The subject matter of the invention is a surface wave transversal filter as used, in particular, as an intermediate frequency filter or precise-frequency transmission filter in consumer electronics.
Surface wave transversal filters (“SAW transversal filters” or “transversal filters”), are known, by way of example, from “SAW Components, Data Book 1996” from Siemens Matsushita Components and specifically in the section “General technical information” on pages 27 ff. These transversal filters are constructed on a crystalline piezoelectrical substrate and have two interdigital transducers which are used as input and output transducers.
The input transducer, to which the signal to be filtered is applied, has a weighting which is used to shape the transfer function. In contrast, the output transducer is short relative to the input transducer and is unweighted, and thus has the same overlap lengths for all the electrode fingers on the interdigital transducer. Such an unweighted interdigital transducer has a transfer function
            sin      ⁡              (        x        )              x    .

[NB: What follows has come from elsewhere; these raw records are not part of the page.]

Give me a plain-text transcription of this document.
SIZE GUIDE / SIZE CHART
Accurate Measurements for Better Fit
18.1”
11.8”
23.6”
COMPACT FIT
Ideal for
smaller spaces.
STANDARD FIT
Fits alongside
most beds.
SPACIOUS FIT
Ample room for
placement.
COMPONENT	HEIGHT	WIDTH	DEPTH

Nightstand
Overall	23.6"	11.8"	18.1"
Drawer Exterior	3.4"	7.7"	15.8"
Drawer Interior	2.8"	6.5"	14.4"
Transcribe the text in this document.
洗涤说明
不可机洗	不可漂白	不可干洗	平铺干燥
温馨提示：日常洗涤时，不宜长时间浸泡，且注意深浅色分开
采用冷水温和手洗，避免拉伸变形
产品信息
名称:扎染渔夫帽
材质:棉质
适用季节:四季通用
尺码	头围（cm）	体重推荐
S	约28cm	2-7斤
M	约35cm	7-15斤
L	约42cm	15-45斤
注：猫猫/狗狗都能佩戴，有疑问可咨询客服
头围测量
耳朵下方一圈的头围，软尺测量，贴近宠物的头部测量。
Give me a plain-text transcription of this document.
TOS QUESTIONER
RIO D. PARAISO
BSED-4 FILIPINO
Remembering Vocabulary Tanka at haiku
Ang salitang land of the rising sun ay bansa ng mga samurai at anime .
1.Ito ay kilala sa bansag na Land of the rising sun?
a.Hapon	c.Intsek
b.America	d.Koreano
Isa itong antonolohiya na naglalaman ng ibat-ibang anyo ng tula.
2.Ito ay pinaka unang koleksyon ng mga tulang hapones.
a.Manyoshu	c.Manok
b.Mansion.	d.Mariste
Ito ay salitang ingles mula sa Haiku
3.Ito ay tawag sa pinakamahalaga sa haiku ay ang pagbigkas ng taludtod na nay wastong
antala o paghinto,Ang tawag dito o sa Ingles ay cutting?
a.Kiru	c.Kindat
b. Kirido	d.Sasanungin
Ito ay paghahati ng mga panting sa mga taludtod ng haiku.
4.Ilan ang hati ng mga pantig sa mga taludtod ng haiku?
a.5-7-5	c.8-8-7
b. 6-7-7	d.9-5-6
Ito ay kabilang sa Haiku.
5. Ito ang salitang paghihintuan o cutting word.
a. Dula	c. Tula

The exact form of the weighting of the input transducer is the result of optimization performed using inherently known suitable software tools. If the result of such optimization, i.e., a filter optimized by software, has a characteristic measured in real terms which does not match the desired characteristic, then various methods for measurement correction are known. Essentially, this is achieved by varying the overlap length of the electrode fingers in the input transducer. In a number of cases, however, such measurement correction does not result in the desired success following software optimization. In particular, such non-optimum filters can have a transfer response which shows an attenuation response for particular frequencies which is unsatisfactory. By way of example, such a transfer curve can have too little selection with respect to an adjacent channel or with respect to an interfering frequency, for example, the mirror or image frequency. If these conventional measurement corrections are not enough to produce the desired transfer characteristic, then redesign is necessary, i.e., reoptimization with altered constraints, which is complex to implement and also does not necessarily result in an improved transfer characteristic and, in particular, an improved trap characteristic (i.e., filtering a particular frequency).